Adam terminó de vestirse y le dio un beso de despedida.

—Nos vemos luego. Piensa en mí. Como si fuera a poder hacer otra cosa, pensó Anna.

Cuando oyó cómo se cerraba la puerta tras él, se levantó de la cama, se puso la bata y bajó. Las velas aún ardían. Las apagó, así como las lámparas, se sentó en el sofá y abrió la caja de bombones.

Adam se había ido, pero sus palabras seguían con ella, repitiéndose una y otra vez en su mente. «Soy estéril... estéril... estéril...»

Tragó saliva, pero las lágrimas se derramaron de todos modos por sus mejillas. Estaba sufriendo, comprendió vagamente; por Adam y por los hijos que nunca tendría, y por Lyn, que no había podido tener un hijo con su marido, y por sí misma, por los sueños que se habían esfumado.

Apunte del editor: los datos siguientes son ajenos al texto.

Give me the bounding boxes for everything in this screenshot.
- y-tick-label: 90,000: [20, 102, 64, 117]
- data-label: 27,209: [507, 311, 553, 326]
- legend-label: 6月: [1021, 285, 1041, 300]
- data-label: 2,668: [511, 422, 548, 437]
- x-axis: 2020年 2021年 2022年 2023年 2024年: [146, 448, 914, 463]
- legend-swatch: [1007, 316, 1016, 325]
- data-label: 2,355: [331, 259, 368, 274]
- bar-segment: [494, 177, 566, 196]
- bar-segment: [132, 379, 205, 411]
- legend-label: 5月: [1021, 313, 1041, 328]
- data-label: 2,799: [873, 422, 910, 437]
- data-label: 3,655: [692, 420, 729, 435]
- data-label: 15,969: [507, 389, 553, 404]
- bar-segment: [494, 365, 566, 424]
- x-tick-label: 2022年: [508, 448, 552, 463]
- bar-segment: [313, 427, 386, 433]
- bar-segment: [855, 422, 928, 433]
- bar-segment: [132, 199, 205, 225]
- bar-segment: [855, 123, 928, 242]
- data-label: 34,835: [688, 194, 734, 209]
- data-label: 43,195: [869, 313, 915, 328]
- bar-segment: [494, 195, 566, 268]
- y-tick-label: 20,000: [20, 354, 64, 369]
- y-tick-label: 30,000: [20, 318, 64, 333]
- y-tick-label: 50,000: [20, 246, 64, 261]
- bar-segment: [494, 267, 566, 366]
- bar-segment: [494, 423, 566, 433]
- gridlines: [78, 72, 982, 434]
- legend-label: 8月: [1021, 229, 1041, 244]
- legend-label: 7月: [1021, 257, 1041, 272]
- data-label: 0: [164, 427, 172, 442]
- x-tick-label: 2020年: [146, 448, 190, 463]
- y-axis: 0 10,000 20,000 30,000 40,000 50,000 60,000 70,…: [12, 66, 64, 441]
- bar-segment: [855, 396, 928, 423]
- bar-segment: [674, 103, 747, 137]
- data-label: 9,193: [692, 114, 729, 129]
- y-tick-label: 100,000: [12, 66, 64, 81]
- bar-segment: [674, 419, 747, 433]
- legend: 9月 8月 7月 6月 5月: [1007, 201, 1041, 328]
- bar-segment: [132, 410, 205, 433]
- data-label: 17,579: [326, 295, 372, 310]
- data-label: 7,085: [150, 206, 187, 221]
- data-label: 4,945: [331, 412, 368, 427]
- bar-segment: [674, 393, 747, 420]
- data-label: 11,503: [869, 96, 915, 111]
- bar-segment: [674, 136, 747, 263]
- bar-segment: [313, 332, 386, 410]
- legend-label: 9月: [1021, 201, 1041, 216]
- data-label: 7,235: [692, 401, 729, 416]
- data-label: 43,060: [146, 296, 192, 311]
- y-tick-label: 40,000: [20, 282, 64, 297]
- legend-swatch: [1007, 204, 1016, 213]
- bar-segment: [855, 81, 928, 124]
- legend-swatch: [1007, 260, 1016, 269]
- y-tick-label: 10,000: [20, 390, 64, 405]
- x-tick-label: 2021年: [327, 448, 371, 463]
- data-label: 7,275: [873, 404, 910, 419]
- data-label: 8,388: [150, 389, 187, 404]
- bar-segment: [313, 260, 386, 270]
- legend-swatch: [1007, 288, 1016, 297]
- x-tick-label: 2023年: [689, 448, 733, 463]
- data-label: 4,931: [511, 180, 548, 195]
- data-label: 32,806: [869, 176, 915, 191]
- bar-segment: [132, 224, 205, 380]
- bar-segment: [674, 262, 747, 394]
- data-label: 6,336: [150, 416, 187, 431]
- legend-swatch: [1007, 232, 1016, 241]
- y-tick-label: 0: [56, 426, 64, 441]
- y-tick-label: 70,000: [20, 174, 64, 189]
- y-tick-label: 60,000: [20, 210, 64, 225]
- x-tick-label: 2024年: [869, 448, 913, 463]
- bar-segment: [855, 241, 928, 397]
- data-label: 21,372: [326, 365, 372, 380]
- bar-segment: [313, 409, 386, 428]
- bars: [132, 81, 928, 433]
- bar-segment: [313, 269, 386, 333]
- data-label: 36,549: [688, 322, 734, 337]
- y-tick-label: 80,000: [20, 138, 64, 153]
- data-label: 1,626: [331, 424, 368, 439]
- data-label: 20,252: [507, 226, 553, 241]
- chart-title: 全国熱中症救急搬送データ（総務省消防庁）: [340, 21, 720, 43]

El teléfono sonó y se levantó a contestar.

Era Adam.

—Va a ser una larga noche —dijo, a modo de disculpa—. No me esperes. Te llamaré mañana. Guárdame algunos bombones.

—De acuerdo —dijo Anna, tratando de mostrarse animada—. Nos vemos mañana.

Colgó justo antes de que un sollozo escapara de su garganta y, por fin, acurrucada en un rincón del sofá, cedió a las lágrimas.